EarthquakesAre large earthquakes linked across the globe?

Published 3 August 2012

The past decade has been plagued with what seems to be a cluster of large earthquakes, with massive quakes striking Sumatra, Chile, Haiti, and Japan since 2004; some researchers have suggested that this cluster has occurred because the earthquakes may be “communicating” across large distances, possibly triggering each other; a new analysis, however, that the cluster could just as well be the result of random chance

Building toppled by massive Turkish quake // Source: portaloko.hr

The past decade has been plagued with what seems to be a cluster of large earthquakes, with massive quakes striking Sumatra, Chile, Haiti, and Japan since 2004. Some researchers have suggested that this cluster has occurred because the earthquakes may be “communicating” across large distances, possibly triggering each other. A new analysis by Tom Parsons and Eric Geist concludes, however, that the cluster could just as well be the result of random chance.

A Seismological Society of America release reports that each of the devastating quakes in the 2000s drew huge media coverage and required extensive rebuilding and economic restoration. The intense interest in the earthquakes has led some to wonder if we are living in the middle of an “age of great quakes,” similar to a global cluster of quakes in the 1960s.
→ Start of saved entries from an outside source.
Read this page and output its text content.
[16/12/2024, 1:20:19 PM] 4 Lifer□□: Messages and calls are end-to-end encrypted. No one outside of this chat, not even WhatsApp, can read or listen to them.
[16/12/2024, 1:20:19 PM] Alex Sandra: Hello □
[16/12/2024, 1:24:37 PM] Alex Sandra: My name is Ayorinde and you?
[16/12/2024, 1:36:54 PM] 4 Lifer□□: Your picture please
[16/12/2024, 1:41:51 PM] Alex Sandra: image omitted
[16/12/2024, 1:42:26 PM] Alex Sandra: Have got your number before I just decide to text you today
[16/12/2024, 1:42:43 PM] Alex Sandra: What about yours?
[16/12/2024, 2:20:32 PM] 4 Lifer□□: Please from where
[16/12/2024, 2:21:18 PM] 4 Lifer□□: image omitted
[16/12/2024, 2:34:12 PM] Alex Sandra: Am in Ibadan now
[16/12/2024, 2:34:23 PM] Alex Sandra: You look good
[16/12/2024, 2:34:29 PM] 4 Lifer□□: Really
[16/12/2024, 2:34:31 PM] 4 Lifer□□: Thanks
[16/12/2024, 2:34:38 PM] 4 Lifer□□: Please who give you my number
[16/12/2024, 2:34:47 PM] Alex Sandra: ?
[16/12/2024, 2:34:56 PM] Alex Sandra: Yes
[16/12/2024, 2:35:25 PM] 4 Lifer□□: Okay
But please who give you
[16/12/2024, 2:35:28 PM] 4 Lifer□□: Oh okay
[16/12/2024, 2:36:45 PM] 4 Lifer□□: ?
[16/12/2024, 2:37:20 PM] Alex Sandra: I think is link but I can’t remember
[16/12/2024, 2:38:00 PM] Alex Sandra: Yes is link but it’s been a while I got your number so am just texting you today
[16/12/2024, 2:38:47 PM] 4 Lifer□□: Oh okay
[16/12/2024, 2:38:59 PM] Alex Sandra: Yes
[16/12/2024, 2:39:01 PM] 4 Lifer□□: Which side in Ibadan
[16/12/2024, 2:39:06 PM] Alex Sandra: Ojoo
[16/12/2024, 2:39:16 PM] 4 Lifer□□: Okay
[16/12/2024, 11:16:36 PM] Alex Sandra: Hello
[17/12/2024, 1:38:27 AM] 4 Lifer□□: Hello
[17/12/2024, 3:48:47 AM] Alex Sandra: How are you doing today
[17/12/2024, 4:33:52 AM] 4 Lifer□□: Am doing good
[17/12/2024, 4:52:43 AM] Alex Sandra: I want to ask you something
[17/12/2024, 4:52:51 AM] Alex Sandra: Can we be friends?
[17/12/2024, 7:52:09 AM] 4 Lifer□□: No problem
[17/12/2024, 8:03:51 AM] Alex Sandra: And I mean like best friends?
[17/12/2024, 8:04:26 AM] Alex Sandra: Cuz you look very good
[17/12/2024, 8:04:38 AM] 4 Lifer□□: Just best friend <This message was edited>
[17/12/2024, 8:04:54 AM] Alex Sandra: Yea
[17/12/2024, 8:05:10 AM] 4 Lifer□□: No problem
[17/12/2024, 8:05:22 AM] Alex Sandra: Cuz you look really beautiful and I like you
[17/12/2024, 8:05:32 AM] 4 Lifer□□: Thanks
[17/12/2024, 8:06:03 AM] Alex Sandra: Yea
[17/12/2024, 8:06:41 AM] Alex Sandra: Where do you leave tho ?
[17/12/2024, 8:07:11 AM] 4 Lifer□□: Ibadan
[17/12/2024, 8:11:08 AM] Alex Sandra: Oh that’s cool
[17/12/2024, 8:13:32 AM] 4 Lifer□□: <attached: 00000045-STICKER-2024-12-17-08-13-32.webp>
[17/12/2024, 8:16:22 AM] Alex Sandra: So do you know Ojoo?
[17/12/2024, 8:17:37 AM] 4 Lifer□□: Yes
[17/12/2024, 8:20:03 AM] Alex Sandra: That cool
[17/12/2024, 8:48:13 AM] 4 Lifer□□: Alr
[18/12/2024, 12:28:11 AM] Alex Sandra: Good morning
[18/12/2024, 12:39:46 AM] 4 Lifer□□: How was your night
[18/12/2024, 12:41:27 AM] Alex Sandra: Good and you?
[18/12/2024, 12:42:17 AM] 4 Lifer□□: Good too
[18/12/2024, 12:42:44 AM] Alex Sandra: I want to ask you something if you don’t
It is important to know whether these clusters occur because big earthquakes trigger others across the world, Parsons and Geist say, in order to predict whether more severely destructive quakes might be on the way.
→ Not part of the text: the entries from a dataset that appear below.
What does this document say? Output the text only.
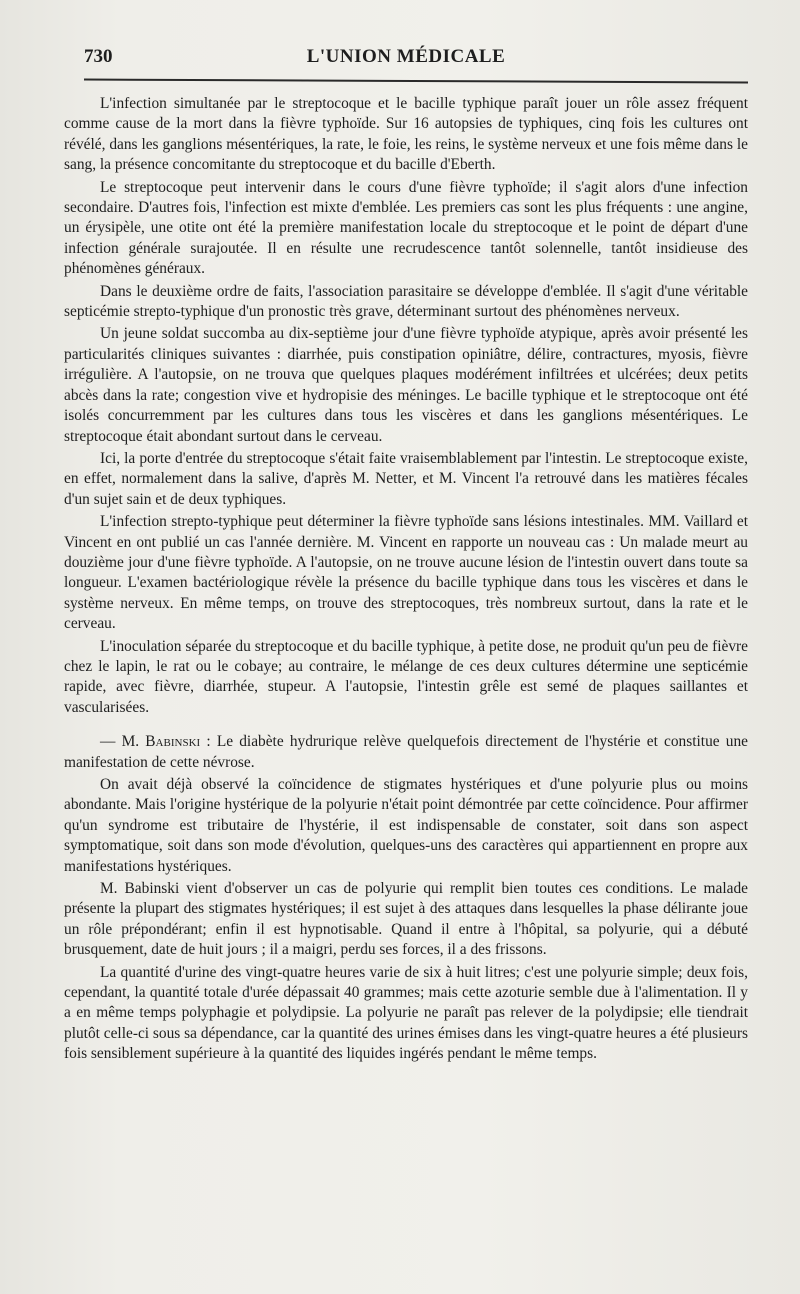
730	L'UNION MÉDICALE

L'infection simultanée par le streptocoque et le bacille typhique paraît jouer un rôle assez fréquent comme cause de la mort dans la fièvre typhoïde. Sur 16 autopsies de typhiques, cinq fois les cultures ont révélé, dans les ganglions mésentériques, la rate, le foie, les reins, le système nerveux et une fois même dans le sang, la présence concomitante du streptocoque et du bacille d'Eberth.

Le streptocoque peut intervenir dans le cours d'une fièvre typhoïde; il s'agit alors d'une infection secondaire. D'autres fois, l'infection est mixte d'emblée. Les premiers cas sont les plus fréquents : une angine, un érysipèle, une otite ont été la première manifestation locale du streptocoque et le point de départ d'une infection générale surajoutée. Il en résulte une recrudescence tantôt solennelle, tantôt insidieuse des phénomènes généraux.

Dans le deuxième ordre de faits, l'association parasitaire se développe d'emblée. Il s'agit d'une véritable septicémie strepto-typhique d'un pronostic très grave, déterminant surtout des phénomènes nerveux.

Un jeune soldat succomba au dix-septième jour d'une fièvre typhoïde atypique, après avoir présenté les particularités cliniques suivantes : diarrhée, puis constipation opiniâtre, délire, contractures, myosis, fièvre irrégulière. A l'autopsie, on ne trouva que quelques plaques modérément infiltrées et ulcérées; deux petits abcès dans la rate; congestion vive et hydropisie des méninges. Le bacille typhique et le streptocoque ont été isolés concurremment par les cultures dans tous les viscères et dans les ganglions mésentériques. Le streptocoque était abondant surtout dans le cerveau.

Ici, la porte d'entrée du streptocoque s'était faite vraisemblablement par l'intestin. Le streptocoque existe, en effet, normalement dans la salive, d'après M. Netter, et M. Vincent l'a retrouvé dans les matières fécales d'un sujet sain et de deux typhiques.

L'infection strepto-typhique peut déterminer la fièvre typhoïde sans lésions intestinales. MM. Vaillard et Vincent en ont publié un cas l'année dernière. M. Vincent en rapporte un nouveau cas : Un malade meurt au douzième jour d'une fièvre typhoïde. A l'autopsie, on ne trouve aucune lésion de l'intestin ouvert dans toute sa longueur. L'examen bactériologique révèle la présence du bacille typhique dans tous les viscères et dans le système nerveux. En même temps, on trouve des streptocoques, très nombreux surtout, dans la rate et le cerveau.

L'inoculation séparée du streptocoque et du bacille typhique, à petite dose, ne produit qu'un peu de fièvre chez le lapin, le rat ou le cobaye; au contraire, le mélange de ces deux cultures détermine une septicémie rapide, avec fièvre, diarrhée, stupeur. A l'autopsie, l'intestin grêle est semé de plaques saillantes et vascularisées.

— M. Babinski : Le diabète hydrurique relève quelquefois directement de l'hystérie et constitue une manifestation de cette névrose.

On avait déjà observé la coïncidence de stigmates hystériques et d'une polyurie plus ou moins abondante. Mais l'origine hystérique de la polyurie n'était point démontrée par cette coïncidence. Pour affirmer qu'un syndrome est tributaire de l'hystérie, il est indispensable de constater, soit dans son aspect symptomatique, soit dans son mode d'évolution, quelques-uns des caractères qui appartiennent en propre aux manifestations hystériques.

M. Babinski vient d'observer un cas de polyurie qui remplit bien toutes ces conditions. Le malade présente la plupart des stigmates hystériques; il est sujet à des attaques dans lesquelles la phase délirante joue un rôle prépondérant; enfin il est hypnotisable. Quand il entre à l'hôpital, sa polyurie, qui a débuté brusquement, date de huit jours ; il a maigri, perdu ses forces, il a des frissons.

La quantité d'urine des vingt-quatre heures varie de six à huit litres; c'est une polyurie simple; deux fois, cependant, la quantité totale d'urée dépassait 40 grammes; mais cette azoturie semble due à l'alimentation. Il y a en même temps polyphagie et polydipsie. La polyurie ne paraît pas relever de la polydipsie; elle tiendrait plutôt celle-ci sous sa dépendance, car la quantité des urines émises dans les vingt-quatre heures a été plusieurs fois sensiblement supérieure à la quantité des liquides ingérés pendant le même temps.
To determine if the quake clusters in the 1960s and 2000s could be attributed to random chance, the researchers looked at the timing between the world’s largest earthquakes — magnitude 8.3 and above—at one-year intervals during the past 100 years. They compared simulated lists of large quakes and the list of real quakes during this time with the between-quake intervals expected from a random process. The intervals between the real-life large quakes are similar to what would be expected from a random process, they found. In other words, the global hazard of large earthquakes is constant in time. Except in the case of local aftershocks, the probability of a new large quake occurring isn’t related to past global quakes.

This could be disappointing news for researchers who thought global communication between quakes might offer a way to predict the most severe seismic activity. There also may be some good news, however, after a decade of destruction. If global great earthquakes are occurring at random, the authors say, then a specific number of quakes that cluster together within a short time is unlikely to be repeated in a similar way over a 100-year span.

The paper, “Were Global M­8.3 Earthquake Time Intervals Random between 1900 and 2011?” by Tom Parsons and Eric Geist of the U.S. Geological Survey, will appear in the August issue of the Bulletin of the Seismological Society of America.